Bu sorunun, “indirgemeli” tek bir yanıtı olduğunu düşünüyorum: Türkiye’de aşamacılığın, demokrasiciliğin, demokratikleşmeciliğin ve bağımsızlıkçılığın ötesinde sosyalist devrim-sosyalist kopuş imkân ve olasılıkları üzerinde odaklanma. Bu, tam merkezde duran ve diğer çarkları harekete geçiren asıl çarktır. Daha ötesini de söyleyebiliriz: Bu çark olmasaydı, Gelenek’in “yetenekli” yazarları en fazla monografik çalışma üstadı veya akademik dergi yazarı (veya bugüne bakılırsa belki de “komplo teoricileri”) olabilirlerdi. Saptamanın biraz “zorlama” kaçtığını düşünenler varsa Gelenek’in Şubat 1988 tarihli 15. sayısına dönülmesini öneririm. 15. sayı Gelenek’in kendi kimliğini sosyalist devrim perspektifi ile bir kez daha deklare ettiği sayıdır.
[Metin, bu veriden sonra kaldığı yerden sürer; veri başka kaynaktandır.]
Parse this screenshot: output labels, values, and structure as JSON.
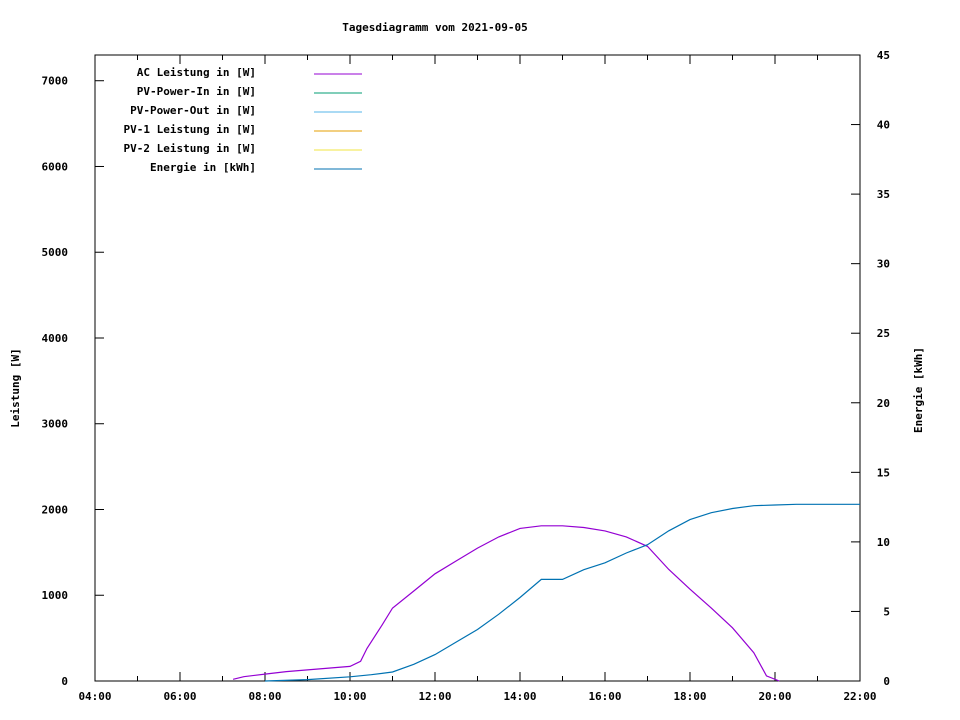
{
  "chart_data": {
    "type": "line",
    "title": "Tagesdiagramm vom 2021-09-05",
    "xlabel": "",
    "ylabel": "Leistung [W]",
    "y2label": "Energie [kWh]",
    "xlim": [
      4,
      22
    ],
    "ylim": [
      0,
      7300
    ],
    "y2lim": [
      0,
      45
    ],
    "grid": false,
    "legend_placement": "top-left",
    "x_ticks": [
      "04:00",
      "06:00",
      "08:00",
      "10:00",
      "12:00",
      "14:00",
      "16:00",
      "18:00",
      "20:00",
      "22:00"
    ],
    "y_ticks": [
      "0",
      "1000",
      "2000",
      "3000",
      "4000",
      "5000",
      "6000",
      "7000"
    ],
    "y2_ticks": [
      "0",
      "5",
      "10",
      "15",
      "20",
      "25",
      "30",
      "35",
      "40",
      "45"
    ],
    "series": [
      {
        "name": "AC Leistung in [W]",
        "axis": "y",
        "color": "#9400d3",
        "x": [
          7.25,
          7.5,
          8,
          8.5,
          9,
          9.5,
          10,
          10.25,
          10.4,
          10.75,
          11,
          11.5,
          12,
          12.5,
          13,
          13.5,
          14,
          14.5,
          15,
          15.5,
          16,
          16.5,
          17,
          17.5,
          18,
          18.5,
          19,
          19.5,
          19.8,
          20.1
        ],
        "y": [
          20,
          50,
          80,
          110,
          130,
          150,
          170,
          230,
          380,
          650,
          850,
          1050,
          1250,
          1400,
          1550,
          1680,
          1780,
          1810,
          1810,
          1790,
          1750,
          1680,
          1570,
          1300,
          1070,
          850,
          620,
          330,
          60,
          0
        ]
      },
      {
        "name": "PV-Power-In in [W]",
        "axis": "y",
        "color": "#009e73",
        "x": [],
        "y": []
      },
      {
        "name": "PV-Power-Out in [W]",
        "axis": "y",
        "color": "#56b4e9",
        "x": [],
        "y": []
      },
      {
        "name": "PV-1 Leistung in [W]",
        "axis": "y",
        "color": "#e69f00",
        "x": [],
        "y": []
      },
      {
        "name": "PV-2 Leistung in [W]",
        "axis": "y",
        "color": "#f0e442",
        "x": [],
        "y": []
      },
      {
        "name": "Energie in [kWh]",
        "axis": "y2",
        "color": "#0072b2",
        "x": [
          8,
          9,
          10,
          10.5,
          11,
          11.5,
          12,
          12.5,
          13,
          13.5,
          14,
          14.5,
          15,
          15.5,
          16,
          16.5,
          17,
          17.5,
          18,
          18.5,
          19,
          19.5,
          20,
          20.5,
          22
        ],
        "y": [
          0,
          0.1,
          0.3,
          0.45,
          0.65,
          1.2,
          1.9,
          2.8,
          3.7,
          4.8,
          6.0,
          7.3,
          7.3,
          8.0,
          8.5,
          9.2,
          9.8,
          10.8,
          11.6,
          12.1,
          12.4,
          12.6,
          12.65,
          12.7,
          12.7
        ]
      }
    ]
  }
}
Bu sayıda yer alan önemli bir yazıda sosyalist devrim perspektifinin hareketin “teorik-pratik tüm açılımlarında temel motif olması gerektiği” vurgulanmaktadır. Daha önemlisi aynı yazıda bir “tedirginlik” de dile getirilmektedir. Şöyle bir tedirginlik: Sosyalist devrim perspektifi “doğru” bulunsa bile, öneminin yeterince anlaşılamaması, sosyalist hareketin kendi iç dinamiğinde artık “aşılmış” bir konu sayılması.8 O halde yeterince açık olmalı: Gelenek, “sosyalist devrim-aşamalı devrim” tartışmalarının güncel siyasetten ve gelişmelerden kopuk, akademik planda “yaşandı bitti” kumkumasına getirilmesinden kaygı duymuş, yeni açılımlarının kaynağını da hep burada bulmuştur.


Az önce yapılan alıntılar, Gelenek’in ilk dönemde salt övgü aldığını, her okuyanın kitap dizisine (dergi anlayınız-m.ç.) ve yazarlarına “aman ne şeker şeyler” diyerek yaklaştığını düşündürtmemeli. Gelenek, “evet iyiler ama ne yazık ki Stalinistler” türü yorumların dışında sert eleştirilerin, giderek hakaretlerin de muhatabı olmuştur. Küfür ve hakaret bir yana, belirli çevrelerin o dönemde dergiye yönelttikleri eleştiriler arasında “marjinallik” ön plana çıkıyordu.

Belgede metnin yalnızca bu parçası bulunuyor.